**Update:** Speaking of "pie slices", you can use `SectorChart3D`  directly as follows:

    ClearAll[sliceF]
    sliceF[opts : OptionsPattern[]][x_, y_, r_: {0, 2}, h_: 2] := 
     SectorChart3D[{{(y - x) Degree, r[[2]], h}, {(360 - y + x) Degree , 
        r[[2]], h}}, SectorOrigin -> {{x Degree}, r[[1]]}, opts]

    sliceF[BoxRatios -> 1, Axes -> True][30, 70]

![Mathematica graphics](https://i.sstatic.net/EkHH2.png)

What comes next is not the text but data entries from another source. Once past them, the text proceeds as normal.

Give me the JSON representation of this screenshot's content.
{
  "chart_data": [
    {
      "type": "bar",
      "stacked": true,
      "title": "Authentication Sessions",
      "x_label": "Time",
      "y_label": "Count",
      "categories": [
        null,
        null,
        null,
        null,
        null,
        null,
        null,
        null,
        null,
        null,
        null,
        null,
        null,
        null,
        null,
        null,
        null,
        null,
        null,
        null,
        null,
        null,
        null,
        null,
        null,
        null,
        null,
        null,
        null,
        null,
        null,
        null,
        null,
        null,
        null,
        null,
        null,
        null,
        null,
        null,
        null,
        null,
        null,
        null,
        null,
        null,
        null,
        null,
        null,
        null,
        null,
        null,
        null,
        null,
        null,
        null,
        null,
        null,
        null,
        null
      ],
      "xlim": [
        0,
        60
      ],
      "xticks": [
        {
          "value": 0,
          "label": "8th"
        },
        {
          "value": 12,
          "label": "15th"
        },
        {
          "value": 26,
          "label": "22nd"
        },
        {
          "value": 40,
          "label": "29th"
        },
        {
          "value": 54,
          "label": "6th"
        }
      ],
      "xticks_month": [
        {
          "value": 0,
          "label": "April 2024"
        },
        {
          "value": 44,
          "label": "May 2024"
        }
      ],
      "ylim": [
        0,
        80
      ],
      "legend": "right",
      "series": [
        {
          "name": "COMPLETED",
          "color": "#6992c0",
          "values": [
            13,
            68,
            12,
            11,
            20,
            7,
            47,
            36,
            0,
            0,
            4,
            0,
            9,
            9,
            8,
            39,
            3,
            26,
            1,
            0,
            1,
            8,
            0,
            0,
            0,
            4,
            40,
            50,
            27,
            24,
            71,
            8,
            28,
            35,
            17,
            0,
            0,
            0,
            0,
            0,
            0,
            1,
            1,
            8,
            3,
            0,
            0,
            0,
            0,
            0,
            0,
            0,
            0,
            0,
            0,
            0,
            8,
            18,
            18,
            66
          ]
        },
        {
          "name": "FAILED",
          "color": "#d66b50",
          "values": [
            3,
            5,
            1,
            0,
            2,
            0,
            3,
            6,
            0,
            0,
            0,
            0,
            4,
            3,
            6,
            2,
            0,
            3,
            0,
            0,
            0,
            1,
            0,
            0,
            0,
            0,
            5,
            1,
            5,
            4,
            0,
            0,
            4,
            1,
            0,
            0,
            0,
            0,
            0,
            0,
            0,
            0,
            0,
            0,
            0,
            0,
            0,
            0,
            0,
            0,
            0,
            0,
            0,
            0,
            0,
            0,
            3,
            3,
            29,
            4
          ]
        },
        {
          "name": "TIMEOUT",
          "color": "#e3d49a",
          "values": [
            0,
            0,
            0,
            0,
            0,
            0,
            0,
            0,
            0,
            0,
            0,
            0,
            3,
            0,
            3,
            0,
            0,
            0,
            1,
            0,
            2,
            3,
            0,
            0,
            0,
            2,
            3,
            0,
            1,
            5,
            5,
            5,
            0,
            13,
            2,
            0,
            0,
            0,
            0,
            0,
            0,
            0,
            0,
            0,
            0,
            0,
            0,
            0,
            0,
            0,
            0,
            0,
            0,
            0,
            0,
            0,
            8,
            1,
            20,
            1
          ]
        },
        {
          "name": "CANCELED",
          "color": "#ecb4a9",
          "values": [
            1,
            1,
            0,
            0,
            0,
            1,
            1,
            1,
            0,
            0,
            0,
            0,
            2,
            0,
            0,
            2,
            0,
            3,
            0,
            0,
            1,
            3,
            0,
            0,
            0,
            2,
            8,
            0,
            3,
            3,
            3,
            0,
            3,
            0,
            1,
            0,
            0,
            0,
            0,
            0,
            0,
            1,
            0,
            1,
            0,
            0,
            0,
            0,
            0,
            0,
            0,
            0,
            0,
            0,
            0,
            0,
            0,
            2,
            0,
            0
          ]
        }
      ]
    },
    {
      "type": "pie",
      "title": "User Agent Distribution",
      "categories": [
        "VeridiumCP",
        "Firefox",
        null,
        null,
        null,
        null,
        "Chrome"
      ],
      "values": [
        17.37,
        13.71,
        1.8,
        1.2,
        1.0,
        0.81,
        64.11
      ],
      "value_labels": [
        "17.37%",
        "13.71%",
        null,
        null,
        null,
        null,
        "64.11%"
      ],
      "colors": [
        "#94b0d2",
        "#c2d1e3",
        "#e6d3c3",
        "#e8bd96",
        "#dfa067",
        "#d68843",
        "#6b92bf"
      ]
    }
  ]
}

    sliceF[BoxRatios -> 1, Axes -> True][30, 70, {1, 2}]
![Mathematica graphics](https://i.sstatic.net/FYXDL.png)


    sliceF[BoxRatios -> 1, Axes -> True,  ChartElementFunction -> 
      ChartElementDataFunction["ProfileSector3D", "Profile" -> 5]][30, 70, {3/2, 2}]

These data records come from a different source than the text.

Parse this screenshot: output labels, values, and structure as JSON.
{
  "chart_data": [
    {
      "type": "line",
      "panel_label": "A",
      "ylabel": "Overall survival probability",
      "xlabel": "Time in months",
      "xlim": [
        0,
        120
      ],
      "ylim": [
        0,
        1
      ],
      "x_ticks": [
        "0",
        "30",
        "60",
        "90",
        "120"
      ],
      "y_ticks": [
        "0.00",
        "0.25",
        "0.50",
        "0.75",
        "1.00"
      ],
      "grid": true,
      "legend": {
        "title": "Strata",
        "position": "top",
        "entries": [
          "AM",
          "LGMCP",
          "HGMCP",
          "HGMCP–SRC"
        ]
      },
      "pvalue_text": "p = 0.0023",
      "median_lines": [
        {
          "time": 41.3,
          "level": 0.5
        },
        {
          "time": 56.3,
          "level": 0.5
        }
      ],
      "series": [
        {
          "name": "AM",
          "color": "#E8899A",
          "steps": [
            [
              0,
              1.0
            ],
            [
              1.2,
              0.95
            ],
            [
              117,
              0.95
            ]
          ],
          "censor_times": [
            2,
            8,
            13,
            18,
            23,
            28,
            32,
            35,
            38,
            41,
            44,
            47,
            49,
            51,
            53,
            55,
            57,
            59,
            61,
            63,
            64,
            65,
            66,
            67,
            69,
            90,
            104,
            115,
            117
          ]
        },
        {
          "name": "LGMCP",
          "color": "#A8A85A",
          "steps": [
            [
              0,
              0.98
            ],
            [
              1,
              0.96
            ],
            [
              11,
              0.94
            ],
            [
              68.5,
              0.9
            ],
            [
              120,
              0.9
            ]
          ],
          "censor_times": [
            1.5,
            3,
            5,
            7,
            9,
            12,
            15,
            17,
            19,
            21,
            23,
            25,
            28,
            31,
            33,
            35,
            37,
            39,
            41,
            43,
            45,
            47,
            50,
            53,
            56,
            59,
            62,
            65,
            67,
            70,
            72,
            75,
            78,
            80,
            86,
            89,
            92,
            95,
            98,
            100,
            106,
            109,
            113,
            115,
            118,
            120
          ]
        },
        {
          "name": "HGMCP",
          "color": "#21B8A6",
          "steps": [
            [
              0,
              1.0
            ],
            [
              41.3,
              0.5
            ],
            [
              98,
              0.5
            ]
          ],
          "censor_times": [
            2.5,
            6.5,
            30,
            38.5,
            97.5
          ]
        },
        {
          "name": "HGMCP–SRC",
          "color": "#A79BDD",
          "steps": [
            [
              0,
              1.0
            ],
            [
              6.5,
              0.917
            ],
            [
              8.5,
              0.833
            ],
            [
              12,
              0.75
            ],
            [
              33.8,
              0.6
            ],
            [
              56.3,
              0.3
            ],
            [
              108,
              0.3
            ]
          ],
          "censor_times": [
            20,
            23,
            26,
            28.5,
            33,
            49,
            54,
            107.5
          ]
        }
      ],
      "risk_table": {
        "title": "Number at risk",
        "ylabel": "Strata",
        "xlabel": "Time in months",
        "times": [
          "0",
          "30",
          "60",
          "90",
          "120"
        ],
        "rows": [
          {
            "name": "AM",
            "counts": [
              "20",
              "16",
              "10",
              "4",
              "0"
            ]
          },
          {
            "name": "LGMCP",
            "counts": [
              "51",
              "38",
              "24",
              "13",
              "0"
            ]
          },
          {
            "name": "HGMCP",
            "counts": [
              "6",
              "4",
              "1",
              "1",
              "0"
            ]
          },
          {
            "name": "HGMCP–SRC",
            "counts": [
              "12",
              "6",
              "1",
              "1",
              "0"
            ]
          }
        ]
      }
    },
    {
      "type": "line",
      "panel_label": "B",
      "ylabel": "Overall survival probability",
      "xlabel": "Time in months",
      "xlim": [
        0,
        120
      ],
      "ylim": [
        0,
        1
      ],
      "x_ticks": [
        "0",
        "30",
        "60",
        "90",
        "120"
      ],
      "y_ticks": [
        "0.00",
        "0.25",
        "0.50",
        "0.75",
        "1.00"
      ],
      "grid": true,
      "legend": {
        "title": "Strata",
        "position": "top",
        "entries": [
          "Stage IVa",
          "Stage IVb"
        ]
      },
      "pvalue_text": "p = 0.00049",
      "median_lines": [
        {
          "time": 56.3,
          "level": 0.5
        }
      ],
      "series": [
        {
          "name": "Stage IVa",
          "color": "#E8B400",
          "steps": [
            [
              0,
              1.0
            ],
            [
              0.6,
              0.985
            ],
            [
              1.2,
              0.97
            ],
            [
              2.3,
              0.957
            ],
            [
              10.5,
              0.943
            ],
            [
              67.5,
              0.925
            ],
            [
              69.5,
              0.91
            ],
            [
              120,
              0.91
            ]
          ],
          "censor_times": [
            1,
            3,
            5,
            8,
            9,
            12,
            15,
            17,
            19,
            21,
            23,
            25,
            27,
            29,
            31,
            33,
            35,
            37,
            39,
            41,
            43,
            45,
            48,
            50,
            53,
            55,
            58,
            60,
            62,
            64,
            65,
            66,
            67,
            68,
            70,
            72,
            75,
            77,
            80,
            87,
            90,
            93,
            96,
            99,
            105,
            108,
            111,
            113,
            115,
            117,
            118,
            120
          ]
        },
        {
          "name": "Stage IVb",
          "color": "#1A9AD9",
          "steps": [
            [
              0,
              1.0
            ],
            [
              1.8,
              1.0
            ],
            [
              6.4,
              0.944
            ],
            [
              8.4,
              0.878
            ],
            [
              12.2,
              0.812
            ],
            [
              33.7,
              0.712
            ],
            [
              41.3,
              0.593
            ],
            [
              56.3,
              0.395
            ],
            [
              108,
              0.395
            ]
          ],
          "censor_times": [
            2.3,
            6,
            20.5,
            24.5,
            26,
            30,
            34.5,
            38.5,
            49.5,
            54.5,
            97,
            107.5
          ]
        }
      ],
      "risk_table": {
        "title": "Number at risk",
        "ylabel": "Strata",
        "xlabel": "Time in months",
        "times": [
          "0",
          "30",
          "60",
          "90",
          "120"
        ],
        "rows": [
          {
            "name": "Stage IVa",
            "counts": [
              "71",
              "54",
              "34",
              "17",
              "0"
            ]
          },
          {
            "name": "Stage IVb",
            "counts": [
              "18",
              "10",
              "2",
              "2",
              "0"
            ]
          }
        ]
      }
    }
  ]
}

![Mathematica graphics](https://i.sstatic.net/waSWP.png)

**Original post:**

    ClearAll[csF]
    csF[opts : OptionsPattern[]][angle_: {0, Pi/2}, radii_: {0, 1}, 
      minmaxheight_: {0, 1}, style_: {EdgeForm[], Opacity[1], Orange}] := 
     Graphics3D[{## & @@ style, 
       ChartElementData["CylindricalSector3D"][{angle, radii, minmaxheight}, 0]}, opts]

    csF[][{0, 3 Pi/4}]
![Mathematica graphics](https://i.sstatic.net/4hh5h.png)

    csF[Boxed -> False, ImageSize -> 400][{0, 3 Pi/4}, {.5, 1}]
![Mathematica graphics](https://i.sstatic.net/g8v0U.png)

    Panel@Row[csF[ Boxed -> False, ImageSize -> 200][{0, #}, {0, 1}, {0, 1}, 
      {EdgeForm[]}] & /@ (Pi {1/3,  3/2, 4/3})]
![Mathematica graphics](https://i.sstatic.net/eAsKf.png)

    Panel@Row[csF[ Boxed -> False, ImageSize -> 200][{0, Pi/4}, {#, 1}, {0, 1},
       {EdgeForm[]}] & /@ ({0, 1/3, 2/3})]
![Mathematica graphics](https://i.sstatic.net/uozF1.png)

    Panel@Row[csF[ Boxed -> False, ImageSize -> 200, PlotRange -> {0, 1}][{0, 
          Pi/4}, {0, 1}, {#, 1}, {EdgeForm[]}] & /@ ({0, 1/3, 2/3})]
![Mathematica graphics](https://i.sstatic.net/gZ8Z0.png)